International aviation generates more than 3 percent of total global greenhouse gas emissions per year. This amount is relatively small but growing quickly, with worldwide aviation emissions projected to increase 300 percent to 700 percent by 2050. Until recently the sector faced no limits on these emissions. But starting this year, 2012, the European Union began regulating emissions from all flights to and from EU airports. Crucially, the European Union law covers both foreign and EU airlines and their emissions produced over their entire flight path, not just over EU airspace.
The new law, which is opposed by much of the aviation industry, has led to an ongoing legal and diplomatic conflict with the United States and other countries and threatens to trigger a trade war. Opponents contend that the law violates Europe’s international obligations and will substantially increase aviation costs. Supporters argue that the law is legal and will do little to harm airlines and could even benefit them in the short run. (We discuss the economic impacts in greater detail in our first Blue Skies Project report, “Is the Sky Falling for Airline Projects in the European Union?”)

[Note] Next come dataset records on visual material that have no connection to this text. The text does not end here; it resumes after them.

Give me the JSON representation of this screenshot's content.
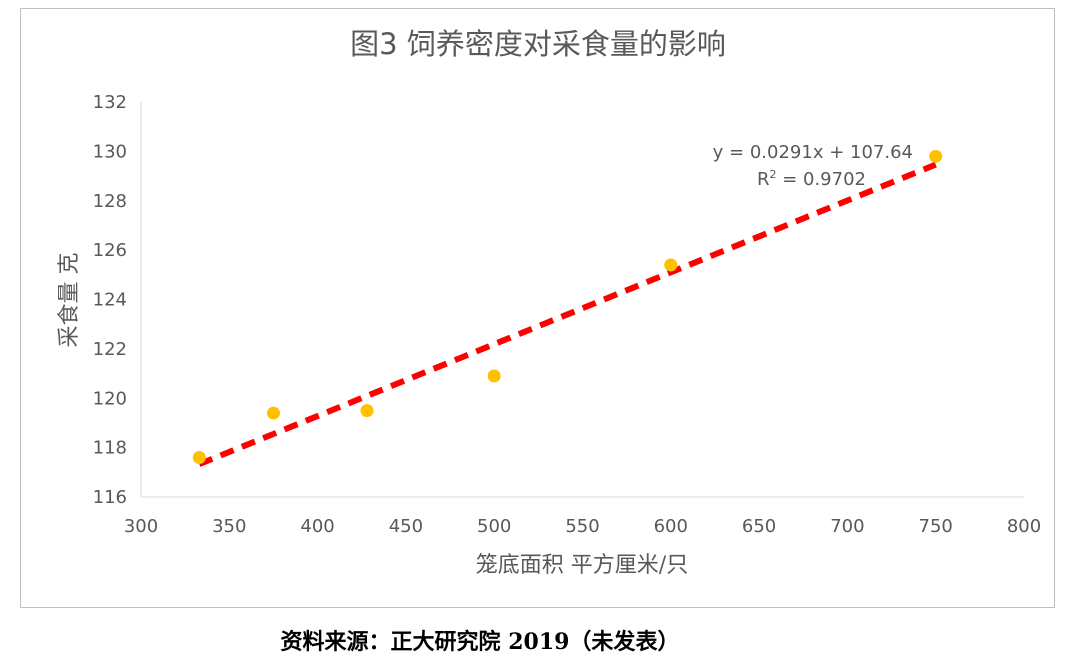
{
  "chart_data": {
    "type": "scatter",
    "title": "图3 饲养密度对采食量的影响",
    "xlabel": "笼底面积 平方厘米/只",
    "ylabel": "采食量 克",
    "xlim": [
      300,
      800
    ],
    "ylim": [
      116,
      132
    ],
    "x_ticks": [
      300,
      350,
      400,
      450,
      500,
      550,
      600,
      650,
      700,
      750,
      800
    ],
    "y_ticks": [
      116,
      118,
      120,
      122,
      124,
      126,
      128,
      130,
      132
    ],
    "series": [
      {
        "name": "采食量",
        "x": [
          333,
          375,
          428,
          500,
          600,
          750
        ],
        "y": [
          117.6,
          119.4,
          119.5,
          120.9,
          125.4,
          129.8
        ],
        "color": "#FFC000"
      }
    ],
    "trendline": {
      "type": "linear",
      "slope": 0.0291,
      "intercept": 107.64,
      "x_range": [
        333,
        750
      ],
      "color": "#FF0000",
      "style": "dashed",
      "equation_label": "y = 0.0291x + 107.64",
      "r2_label_prefix": "R",
      "r2_label_sup": "2",
      "r2_label_suffix": " = 0.9702"
    },
    "grid": false,
    "legend": "none"
  },
  "source_note": "资料来源：正大研究院 2019（未发表）"
}
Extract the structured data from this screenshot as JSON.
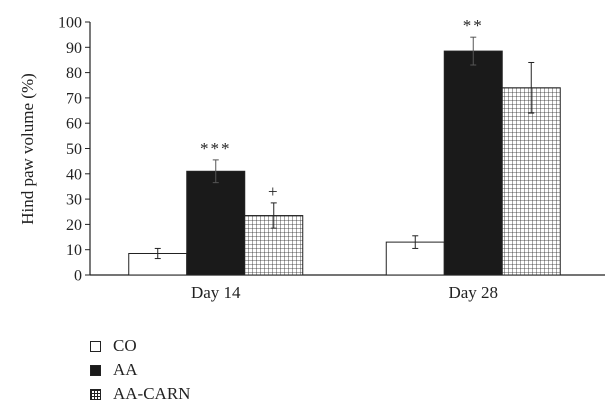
{
  "chart_data": {
    "type": "bar",
    "ylabel": "Hind paw volume (%)",
    "xlabel": "",
    "ylim": [
      0,
      100
    ],
    "yticks": [
      0,
      10,
      20,
      30,
      40,
      50,
      60,
      70,
      80,
      90,
      100
    ],
    "categories": [
      "Day 14",
      "Day 28"
    ],
    "series": [
      {
        "name": "CO",
        "values": [
          8.5,
          13
        ],
        "errors": [
          2,
          2.5
        ],
        "annotations": [
          "",
          ""
        ],
        "fill": "white"
      },
      {
        "name": "AA",
        "values": [
          41,
          88.5
        ],
        "errors": [
          4.5,
          5.5
        ],
        "annotations": [
          "***",
          "**"
        ],
        "fill": "black"
      },
      {
        "name": "AA-CARN",
        "values": [
          23.5,
          74
        ],
        "errors": [
          5,
          10
        ],
        "annotations": [
          "+",
          ""
        ],
        "fill": "grid"
      }
    ],
    "legend_position": "bottom-left",
    "grid": false
  },
  "colors": {
    "axis": "#222222",
    "dark_bar": "#1a1a1a",
    "light_bar": "#ffffff"
  }
}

Many U.S. airlines and the U.S. government have been leading opponents of the EU law. Three U.S. airlines and their trade association pursued legal claims against the EU that the European Court of Justice ultimately rejected in late 2011. The U.S. aviation industry is also calling on the federal government to challenge the EU law in international court. The U.S. government helped to convene two meetings (in Delhi, India and in Moscow) of opponents of the EU law and spearheaded a resolution in the International Civil Aviation Organization, or ICAO, declaring the EU law illegal.